Ruadh regarded me severely, his brow creased in disapproval. “As He did nothing when His beloved son died on the cross,” he pointed out. “We are closest to Christ when sharing the world’s misery. Think you Jesu came to remove our pains? Wherever did you get that notion? The Lord came, not to remove our suffering, but to show the way through it to the glory beyond. We can overcome our travails. That is the promise of the cross.”
“A promise worth as much as the empty air,” I said. “Thirteen monks left this abbey, and only four returned. We paid a fearful price - and all for nothing! All our torment accounted for nothing, and accomplished no purpose. No good came of it. The fortunate ones, that I can see, are the barbarians: they went out for plunder and came back wealthier than they could have imagined. At least they got what they wanted.”

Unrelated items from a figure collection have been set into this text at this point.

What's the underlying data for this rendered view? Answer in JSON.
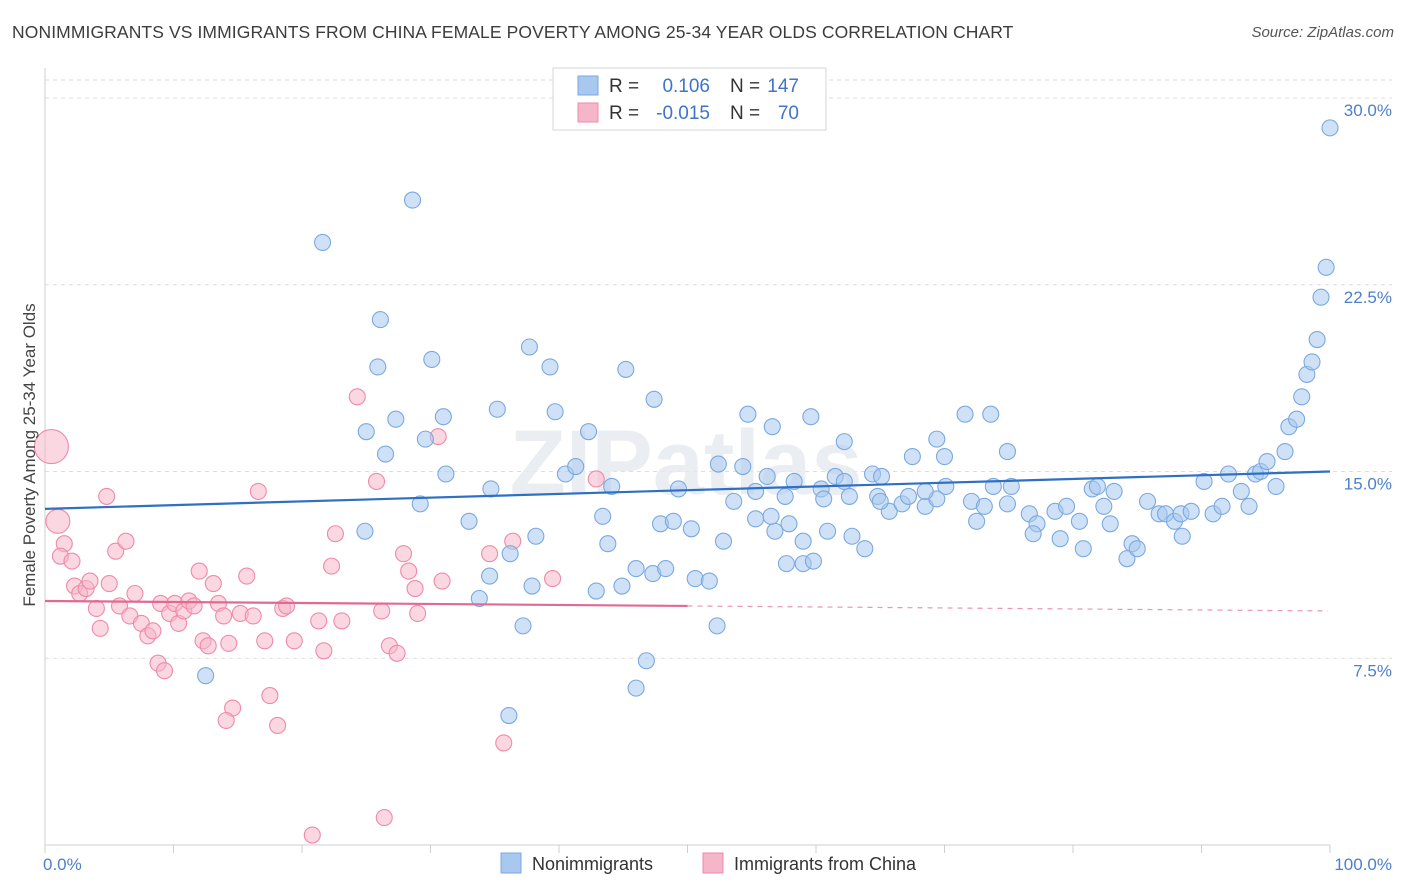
{
  "title": "NONIMMIGRANTS VS IMMIGRANTS FROM CHINA FEMALE POVERTY AMONG 25-34 YEAR OLDS CORRELATION CHART",
  "source": "Source: ZipAtlas.com",
  "watermark": "ZIPatlas",
  "colors": {
    "blue": "#7aa9e0",
    "blue_fill": "#a8c8ef",
    "blue_line": "#2f6fc4",
    "pink": "#ef8aa8",
    "pink_fill": "#f6b6c9",
    "pink_line": "#e06a92",
    "value_text": "#3f74c9",
    "grid": "#dedede",
    "axis_text": "#4d7fcc"
  },
  "legend": {
    "rows": [
      {
        "r_label": "R =",
        "r_value": "0.106",
        "n_label": "N =",
        "n_value": "147",
        "series": "blue"
      },
      {
        "r_label": "R =",
        "r_value": "-0.015",
        "n_label": "N =",
        "n_value": "70",
        "series": "pink"
      }
    ]
  },
  "chart_data": {
    "type": "scatter",
    "title": "NONIMMIGRANTS VS IMMIGRANTS FROM CHINA FEMALE POVERTY AMONG 25-34 YEAR OLDS CORRELATION CHART",
    "xlabel": "",
    "ylabel": "Female Poverty Among 25-34 Year Olds",
    "xlim": [
      0,
      100
    ],
    "ylim": [
      0,
      30.0
    ],
    "y_ticks": [
      7.5,
      15.0,
      22.5,
      30.0
    ],
    "y_tick_labels": [
      "7.5%",
      "15.0%",
      "22.5%",
      "30.0%"
    ],
    "x_tick_labels": [
      "0.0%",
      "100.0%"
    ],
    "grid": true,
    "legend_position": "bottom-center",
    "series": [
      {
        "name": "Nonimmigrants",
        "color": "blue",
        "trend": {
          "x": [
            0,
            100
          ],
          "y": [
            13.5,
            15.0
          ],
          "dashed_from": null
        },
        "points": [
          [
            21.6,
            24.2
          ],
          [
            28.6,
            25.9
          ],
          [
            26.1,
            21.1
          ],
          [
            25.9,
            19.2
          ],
          [
            30.1,
            19.5
          ],
          [
            37.7,
            20.0
          ],
          [
            39.3,
            19.2
          ],
          [
            45.2,
            19.1
          ],
          [
            47.4,
            17.9
          ],
          [
            25.0,
            16.6
          ],
          [
            27.3,
            17.1
          ],
          [
            31.0,
            17.2
          ],
          [
            35.2,
            17.5
          ],
          [
            39.7,
            17.4
          ],
          [
            42.3,
            16.6
          ],
          [
            26.5,
            15.7
          ],
          [
            29.6,
            16.3
          ],
          [
            31.2,
            14.9
          ],
          [
            34.7,
            14.3
          ],
          [
            40.5,
            14.9
          ],
          [
            41.3,
            15.2
          ],
          [
            44.1,
            14.4
          ],
          [
            49.3,
            14.3
          ],
          [
            24.9,
            12.6
          ],
          [
            29.2,
            13.7
          ],
          [
            33.0,
            13.0
          ],
          [
            36.2,
            11.7
          ],
          [
            38.2,
            12.4
          ],
          [
            43.4,
            13.2
          ],
          [
            43.8,
            12.1
          ],
          [
            34.6,
            10.8
          ],
          [
            33.8,
            9.9
          ],
          [
            37.9,
            10.4
          ],
          [
            44.9,
            10.4
          ],
          [
            46.0,
            11.1
          ],
          [
            47.3,
            10.9
          ],
          [
            48.3,
            11.1
          ],
          [
            37.2,
            8.8
          ],
          [
            52.3,
            8.8
          ],
          [
            50.6,
            10.7
          ],
          [
            47.9,
            12.9
          ],
          [
            48.9,
            13.0
          ],
          [
            50.3,
            12.7
          ],
          [
            52.8,
            12.2
          ],
          [
            53.6,
            13.8
          ],
          [
            52.4,
            15.3
          ],
          [
            55.3,
            14.2
          ],
          [
            56.2,
            14.8
          ],
          [
            57.6,
            14.0
          ],
          [
            58.3,
            14.6
          ],
          [
            56.8,
            12.6
          ],
          [
            57.9,
            12.9
          ],
          [
            59.0,
            12.2
          ],
          [
            60.4,
            14.3
          ],
          [
            60.6,
            13.9
          ],
          [
            61.5,
            14.8
          ],
          [
            62.2,
            14.6
          ],
          [
            62.6,
            14.0
          ],
          [
            64.4,
            14.9
          ],
          [
            65.1,
            14.8
          ],
          [
            64.8,
            14.0
          ],
          [
            60.9,
            12.6
          ],
          [
            62.8,
            12.4
          ],
          [
            63.8,
            11.9
          ],
          [
            59.0,
            11.3
          ],
          [
            59.8,
            11.4
          ],
          [
            65.7,
            13.4
          ],
          [
            66.7,
            13.7
          ],
          [
            67.2,
            14.0
          ],
          [
            68.5,
            13.6
          ],
          [
            69.4,
            13.9
          ],
          [
            70.1,
            14.4
          ],
          [
            72.1,
            13.8
          ],
          [
            73.1,
            13.6
          ],
          [
            72.5,
            13.0
          ],
          [
            73.8,
            14.4
          ],
          [
            75.2,
            14.4
          ],
          [
            74.9,
            13.7
          ],
          [
            76.6,
            13.3
          ],
          [
            77.2,
            12.9
          ],
          [
            76.9,
            12.5
          ],
          [
            78.6,
            13.4
          ],
          [
            79.0,
            12.3
          ],
          [
            79.5,
            13.6
          ],
          [
            80.5,
            13.0
          ],
          [
            81.5,
            14.3
          ],
          [
            81.9,
            14.4
          ],
          [
            82.4,
            13.6
          ],
          [
            83.2,
            14.2
          ],
          [
            82.9,
            12.9
          ],
          [
            80.8,
            11.9
          ],
          [
            84.6,
            12.1
          ],
          [
            84.2,
            11.5
          ],
          [
            85.0,
            11.9
          ],
          [
            85.8,
            13.8
          ],
          [
            86.7,
            13.3
          ],
          [
            87.2,
            13.3
          ],
          [
            87.9,
            13.0
          ],
          [
            88.4,
            13.3
          ],
          [
            89.2,
            13.4
          ],
          [
            88.5,
            12.4
          ],
          [
            90.2,
            14.6
          ],
          [
            90.9,
            13.3
          ],
          [
            91.6,
            13.6
          ],
          [
            92.1,
            14.9
          ],
          [
            93.1,
            14.2
          ],
          [
            93.7,
            13.6
          ],
          [
            94.2,
            14.9
          ],
          [
            94.6,
            15.0
          ],
          [
            95.1,
            15.4
          ],
          [
            95.8,
            14.4
          ],
          [
            96.5,
            15.8
          ],
          [
            96.8,
            16.8
          ],
          [
            97.4,
            17.1
          ],
          [
            97.8,
            18.0
          ],
          [
            98.2,
            18.9
          ],
          [
            98.6,
            19.4
          ],
          [
            99.0,
            20.3
          ],
          [
            99.3,
            22.0
          ],
          [
            99.7,
            23.2
          ],
          [
            100.0,
            28.8
          ],
          [
            54.7,
            17.3
          ],
          [
            56.6,
            16.8
          ],
          [
            59.6,
            17.2
          ],
          [
            62.2,
            16.2
          ],
          [
            69.4,
            16.3
          ],
          [
            71.6,
            17.3
          ],
          [
            74.9,
            15.8
          ],
          [
            67.5,
            15.6
          ],
          [
            73.6,
            17.3
          ],
          [
            54.3,
            15.2
          ],
          [
            55.3,
            13.1
          ],
          [
            42.9,
            10.2
          ],
          [
            51.7,
            10.6
          ],
          [
            57.7,
            11.3
          ],
          [
            56.5,
            13.2
          ],
          [
            65.0,
            13.8
          ],
          [
            68.5,
            14.2
          ],
          [
            70.0,
            15.6
          ],
          [
            46.8,
            7.4
          ],
          [
            46.0,
            6.3
          ],
          [
            12.5,
            6.8
          ],
          [
            36.1,
            5.2
          ]
        ]
      },
      {
        "name": "Immigrants from China",
        "color": "pink",
        "trend": {
          "x": [
            0,
            100
          ],
          "y": [
            9.8,
            9.4
          ],
          "dashed_from": 50
        },
        "points": [
          [
            0.5,
            16.0
          ],
          [
            1.0,
            13.0
          ],
          [
            1.5,
            12.1
          ],
          [
            1.2,
            11.6
          ],
          [
            2.1,
            11.4
          ],
          [
            2.3,
            10.4
          ],
          [
            2.7,
            10.1
          ],
          [
            3.2,
            10.3
          ],
          [
            3.5,
            10.6
          ],
          [
            4.0,
            9.5
          ],
          [
            4.3,
            8.7
          ],
          [
            4.8,
            14.0
          ],
          [
            5.0,
            10.5
          ],
          [
            5.5,
            11.8
          ],
          [
            5.8,
            9.6
          ],
          [
            6.3,
            12.2
          ],
          [
            6.6,
            9.2
          ],
          [
            7.0,
            10.1
          ],
          [
            7.5,
            8.9
          ],
          [
            8.0,
            8.4
          ],
          [
            8.4,
            8.6
          ],
          [
            8.8,
            7.3
          ],
          [
            9.0,
            9.7
          ],
          [
            9.3,
            7.0
          ],
          [
            9.7,
            9.3
          ],
          [
            10.1,
            9.7
          ],
          [
            10.4,
            8.9
          ],
          [
            10.8,
            9.4
          ],
          [
            11.2,
            9.8
          ],
          [
            11.6,
            9.6
          ],
          [
            12.0,
            11.0
          ],
          [
            12.3,
            8.2
          ],
          [
            12.7,
            8.0
          ],
          [
            13.1,
            10.5
          ],
          [
            13.5,
            9.7
          ],
          [
            13.9,
            9.2
          ],
          [
            14.3,
            8.1
          ],
          [
            14.6,
            5.5
          ],
          [
            14.1,
            5.0
          ],
          [
            15.2,
            9.3
          ],
          [
            15.7,
            10.8
          ],
          [
            16.2,
            9.2
          ],
          [
            16.6,
            14.2
          ],
          [
            17.1,
            8.2
          ],
          [
            17.5,
            6.0
          ],
          [
            18.1,
            4.8
          ],
          [
            18.5,
            9.5
          ],
          [
            18.8,
            9.6
          ],
          [
            19.4,
            8.2
          ],
          [
            20.8,
            0.4
          ],
          [
            21.3,
            9.0
          ],
          [
            21.7,
            7.8
          ],
          [
            22.3,
            11.2
          ],
          [
            22.6,
            12.5
          ],
          [
            23.1,
            9.0
          ],
          [
            24.3,
            18.0
          ],
          [
            25.8,
            14.6
          ],
          [
            26.2,
            9.4
          ],
          [
            26.8,
            8.0
          ],
          [
            27.4,
            7.7
          ],
          [
            27.9,
            11.7
          ],
          [
            28.3,
            11.0
          ],
          [
            28.8,
            10.3
          ],
          [
            29.0,
            9.3
          ],
          [
            30.6,
            16.4
          ],
          [
            30.9,
            10.6
          ],
          [
            34.6,
            11.7
          ],
          [
            35.7,
            4.1
          ],
          [
            36.4,
            12.2
          ],
          [
            39.5,
            10.7
          ],
          [
            42.9,
            14.7
          ],
          [
            26.4,
            1.1
          ]
        ]
      }
    ]
  }
}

Ruadh was silent for a time. “Aidan, have you lost your faith?” he asked at last.
Aidan had indeed lost his faith, because he had been instructed all his life that God was a personage, the one Creator who rules and controls all people and all events. The only evidence for this was faith, and for Aidan it had not been enough. God had not interceded to prevent his suffering. However, it is not what God can do or has done for us, but what we can do for God. For we are God; God resides within each of us, in our Higher Self.
We have no need to pray for God to magically grant us what we wish, but we do better to pray giving thanks for all that we can be grateful for. Thanks for being alive, to experience and learn from the world, to have the freedom to make mistakes, to be free to act as we will and to receive the consequences of our actions and non-actions. Instead of being puppets, we are able to create a better world; indeed, to express our divinity.
To determine our path, we do well to surrender a choice governed by fear or attachment for the inner knowing of our Higher Self, expressed through our heart - what Krishnamurti calls “choiceless awareness.” We need only ask: “Is this guided by love?” That always points to the true path ahead.
So what remains of worship? I think propitiation plays no part since that lacks respect for the divinity within. Devotion is a better concept; sincere respect for the creative intelligence and wondrous beauty of the Universe of which we are a part. Since God IS all that is, we each are an aspect of divinity that is here to experience Creation. It is the Game of Life, with all of its cruelty, tragedy, heroism and glory. Realizing our freedom and the part we have to play - and its divinity - that is “the glory beyond” as Ruadh pointed out, but here and now.
A personal God who interceded in the Game of Life, breaking its rules, would destroy it. A game requires freedoms, barriers, purposes, unknowns; that is the way of things. Fortunately manipulation is not God’s purpose and thankfully, we are free to create of our lives what we will.
God can be conceived in multiple, equally valid ways - a personal presense; in all and everything, or Creation, if you will; and at the core of each and every one of us... “light that is one though the lamps be many.” So our experience is God’s. When things go wrong, God suffers with us. When things go right, God celebrates alongside us. At all times, God is Love and is in our hearts.
Aidan finally understood this and got his faith back. He went on to build four great churches in Scandinavia, to serve and lead the Vikings who had at first enslaved him and amongst whom he had later found true brotherhood. Saint Aidans’s tomb can be found in the shadow of the Hagia Sophia, Constantinople.